A Diagnostic for Your Team

If your E2E tests are green but users keep hitting bugs, the root cause almost always traces back to the same two gaps. Your test data does not reflect reality, or your test environment does not reflect production. Usually both.

Ask your team these questions. Are you testing with realistic data volumes, or does every test create one user with zero history? Do your test users span different roles and permission levels, or does everything run as admin? Are your test users in different lifecycle states (trial, active, expired, cancelled), or only fully activated? Do you test multi-tenant scenarios, or does a single-org setup represent your entire user base?

Then look at your environment. Are your tests running against a real deployment, or against localhost? Do your seed scenarios evolve with your schema, or are you loading fixture files from three months ago?

Every gap in that list is a category of production bug your tests cannot catch. But the fix is not complicated. Seed endpoints plus preview environments, treated as first-class infrastructure, close most of the distance between what your CI proves and what your users experience.

Frequently Asked Questions

The most common cause is a gap between your test conditions and real-world usage. Tests that run against empty databases with a single hardcoded user on localhost will pass consistently, but they prove nothing about how your product behaves with realistic data volumes, multiple user roles, or real infrastructure. Fixing this requires realistic test data (via seed endpoints) and running tests against preview environments that mirror production.

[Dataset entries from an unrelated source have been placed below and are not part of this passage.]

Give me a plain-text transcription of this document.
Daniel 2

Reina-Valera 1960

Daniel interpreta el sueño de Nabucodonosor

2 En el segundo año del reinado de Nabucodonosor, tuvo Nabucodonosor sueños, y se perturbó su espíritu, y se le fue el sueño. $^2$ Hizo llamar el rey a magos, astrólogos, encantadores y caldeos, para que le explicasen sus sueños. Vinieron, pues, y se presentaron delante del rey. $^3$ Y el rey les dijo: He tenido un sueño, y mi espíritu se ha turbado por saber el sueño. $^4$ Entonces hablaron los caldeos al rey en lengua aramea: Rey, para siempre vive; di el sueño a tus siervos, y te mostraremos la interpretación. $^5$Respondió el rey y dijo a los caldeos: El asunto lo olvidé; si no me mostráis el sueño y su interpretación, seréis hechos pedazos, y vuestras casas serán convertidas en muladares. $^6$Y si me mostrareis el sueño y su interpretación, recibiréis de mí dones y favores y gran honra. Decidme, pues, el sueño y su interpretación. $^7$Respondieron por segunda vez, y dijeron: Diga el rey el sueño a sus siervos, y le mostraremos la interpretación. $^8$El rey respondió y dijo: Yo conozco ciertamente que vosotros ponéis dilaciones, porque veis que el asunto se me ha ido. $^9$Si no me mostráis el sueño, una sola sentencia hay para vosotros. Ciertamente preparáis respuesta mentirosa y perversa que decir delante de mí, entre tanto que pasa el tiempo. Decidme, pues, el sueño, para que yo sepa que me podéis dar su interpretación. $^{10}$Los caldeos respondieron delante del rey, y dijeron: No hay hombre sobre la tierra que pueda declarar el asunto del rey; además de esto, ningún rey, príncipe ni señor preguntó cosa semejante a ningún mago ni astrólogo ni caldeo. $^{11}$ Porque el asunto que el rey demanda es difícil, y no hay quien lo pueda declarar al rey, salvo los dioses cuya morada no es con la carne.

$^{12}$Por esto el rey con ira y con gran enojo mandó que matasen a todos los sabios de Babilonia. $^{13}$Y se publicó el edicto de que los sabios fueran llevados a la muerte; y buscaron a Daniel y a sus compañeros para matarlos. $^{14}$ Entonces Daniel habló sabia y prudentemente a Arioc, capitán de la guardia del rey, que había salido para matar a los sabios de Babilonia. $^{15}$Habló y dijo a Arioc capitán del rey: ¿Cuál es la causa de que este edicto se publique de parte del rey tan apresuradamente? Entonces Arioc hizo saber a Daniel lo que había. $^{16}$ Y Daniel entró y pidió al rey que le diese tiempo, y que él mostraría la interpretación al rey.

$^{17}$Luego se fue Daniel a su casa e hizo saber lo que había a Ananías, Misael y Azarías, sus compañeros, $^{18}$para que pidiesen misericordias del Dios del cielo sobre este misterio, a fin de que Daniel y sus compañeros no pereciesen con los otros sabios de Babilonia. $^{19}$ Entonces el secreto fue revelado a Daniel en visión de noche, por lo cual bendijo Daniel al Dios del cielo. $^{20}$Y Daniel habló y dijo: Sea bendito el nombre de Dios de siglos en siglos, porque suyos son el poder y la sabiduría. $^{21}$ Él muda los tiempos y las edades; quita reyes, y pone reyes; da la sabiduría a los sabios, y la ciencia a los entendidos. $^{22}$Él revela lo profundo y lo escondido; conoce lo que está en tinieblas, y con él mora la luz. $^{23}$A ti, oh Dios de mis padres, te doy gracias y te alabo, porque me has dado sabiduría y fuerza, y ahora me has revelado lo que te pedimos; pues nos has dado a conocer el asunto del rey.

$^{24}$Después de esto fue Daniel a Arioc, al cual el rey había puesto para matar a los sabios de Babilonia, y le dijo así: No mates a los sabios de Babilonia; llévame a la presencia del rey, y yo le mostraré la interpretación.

A seed endpoint is an API route (disabled in production) that puts your database into a specific known state for a given test scenario. Instead of building up data through the UI or loading stale fixture files, your test calls something like POST /api/test/seed/trial-expired-multi-org and gets a fully populated database with realistic users, organizations, permissions, and activity history in under a second.

Preview environments are full-stack deployments (frontend, backend, database, queues, object storage) spun up per PR or per branch. When your E2E tests run against a preview environment instead of localhost, they exercise real networking, CDN behavior, background job processing, and infrastructure configuration. This catches an entire category of bugs that localhost testing systematically misses, like upload propagation delays, CORS issues, and queue processing failures.

You do not need to replicate your entire production database. You need seed scenarios that cover your key user archetypes: different roles (admin, member, viewer), different lifecycle states (trial, active, expired), different data volumes (empty account, moderate usage, power user), and different relationship structures (single-org, multi-org, shared workspaces). Five to ten well-designed scenarios will catch more bugs than a thousand tests running against a single empty-database user.

Seed endpoints are almost always the better choice. Fixture files (JSON dumps, SQL scripts) go stale as your schema evolves, cannot represent time-dependent states like expiring trials, and break silently when columns are added or relationships change. Seed endpoints use your actual ORM models, so they respect all your constraints and evolve with your codebase. They are also faster and produce more realistic data.

Autonoma's Planner agent analyzes your codebase, including data models, API routes, and user roles, to generate seed endpoints automatically. It identifies user archetypes that matter for your application and creates seeding scenarios for each. Tests run against your preview environments, not localhost, so every test exercises your actual deployment infrastructure with realistic data. The Maintainer agent self-heals tests when the application changes.